B38TN1K

Safety in Robotics Research is a Long Sprint

robots   ux   safety

I work in robotics research. My team and I focus on finding real-world applications for new robotic platforms. The nature of this work requires us to figure out what various robots can do and how that could be useful. This means experimenting with robots, and occasionally breaking them. Breaking stuff is something that happens in research. Sometimes the best way to learn is to break something (even if you didn’t intend to). Breaking robots is expensive, can create project blockers, and, without proper planning, can be dangerous.

Most robots my team does experiments with are unstable. Remove the computer or power from a hovering drone or standing legged robot and it crashes to the ground. Different robots have different capabilities and limitations. But there are also many commonalities between robots. Planning a safe experiment should always begin with the consideration of the specific characteristics of the robot; determining an operating procedure.

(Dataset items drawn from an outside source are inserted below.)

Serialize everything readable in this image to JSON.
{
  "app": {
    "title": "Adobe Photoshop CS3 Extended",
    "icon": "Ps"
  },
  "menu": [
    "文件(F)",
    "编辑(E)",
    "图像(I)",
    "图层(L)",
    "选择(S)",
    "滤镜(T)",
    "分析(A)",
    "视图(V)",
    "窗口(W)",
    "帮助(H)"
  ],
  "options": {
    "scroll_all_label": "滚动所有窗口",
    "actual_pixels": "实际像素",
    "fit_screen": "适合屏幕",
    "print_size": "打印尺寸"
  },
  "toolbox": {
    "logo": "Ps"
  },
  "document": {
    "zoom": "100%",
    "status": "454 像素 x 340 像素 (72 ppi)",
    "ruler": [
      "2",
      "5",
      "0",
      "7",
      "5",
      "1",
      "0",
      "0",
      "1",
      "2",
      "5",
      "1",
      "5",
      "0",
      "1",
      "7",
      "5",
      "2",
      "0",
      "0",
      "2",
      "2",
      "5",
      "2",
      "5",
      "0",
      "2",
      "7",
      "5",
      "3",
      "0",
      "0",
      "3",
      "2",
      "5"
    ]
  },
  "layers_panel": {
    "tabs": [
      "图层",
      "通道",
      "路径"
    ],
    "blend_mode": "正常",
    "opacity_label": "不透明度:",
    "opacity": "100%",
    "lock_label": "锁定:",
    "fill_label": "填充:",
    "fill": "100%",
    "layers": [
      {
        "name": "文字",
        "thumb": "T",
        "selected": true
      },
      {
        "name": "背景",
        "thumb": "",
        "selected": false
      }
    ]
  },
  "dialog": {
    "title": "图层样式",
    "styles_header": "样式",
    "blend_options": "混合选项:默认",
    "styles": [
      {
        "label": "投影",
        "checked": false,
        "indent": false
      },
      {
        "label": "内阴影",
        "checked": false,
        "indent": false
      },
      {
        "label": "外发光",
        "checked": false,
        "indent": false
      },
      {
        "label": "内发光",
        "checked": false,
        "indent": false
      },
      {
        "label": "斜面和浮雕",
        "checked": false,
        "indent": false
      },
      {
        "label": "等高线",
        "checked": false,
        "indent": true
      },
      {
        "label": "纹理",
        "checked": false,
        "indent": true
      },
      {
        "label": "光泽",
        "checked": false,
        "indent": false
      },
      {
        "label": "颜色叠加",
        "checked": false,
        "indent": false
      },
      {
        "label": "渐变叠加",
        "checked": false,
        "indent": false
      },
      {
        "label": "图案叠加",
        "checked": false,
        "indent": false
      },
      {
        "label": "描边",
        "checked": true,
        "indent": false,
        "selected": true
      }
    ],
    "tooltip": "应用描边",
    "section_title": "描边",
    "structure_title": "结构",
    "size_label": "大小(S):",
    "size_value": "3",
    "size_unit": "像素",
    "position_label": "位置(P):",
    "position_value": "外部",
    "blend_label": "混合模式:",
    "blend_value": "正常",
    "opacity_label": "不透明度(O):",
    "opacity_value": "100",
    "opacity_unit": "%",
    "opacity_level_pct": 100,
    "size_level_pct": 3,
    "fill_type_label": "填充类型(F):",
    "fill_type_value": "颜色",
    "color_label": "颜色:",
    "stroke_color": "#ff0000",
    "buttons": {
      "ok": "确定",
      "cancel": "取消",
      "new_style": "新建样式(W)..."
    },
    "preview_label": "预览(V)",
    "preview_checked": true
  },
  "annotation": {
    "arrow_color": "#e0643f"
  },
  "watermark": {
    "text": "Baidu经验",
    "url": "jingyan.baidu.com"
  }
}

When my team runs a robot experiment we do all the usual stuff; we verify code in sim, we define safe areas, we assign team roles (remote pilot in command, robot spotter, civilian and wildlife spotter, documenter/videographer…), we keep track of anything interesting, we use standard operating procedures that have been reviewed by dedicated safety engineers… We’ve been working together for long enough that the safety mindset/process is just an automatic, implicit part of our team culture.

Recently I was asked to codify our safety methods to help stand up another robotics group, putting it down on paper provided an opportunity to reflect. My team does a wonderful job at planning experiments but I believe our biggest strength is our resilience to guilt and blame when something goes wrong. When something goes wrong in an experiment, the first question is ‘is everyone ok?’ (given). The second is ‘what did we learn?’. Breaking a robot during an experiment is a learning event.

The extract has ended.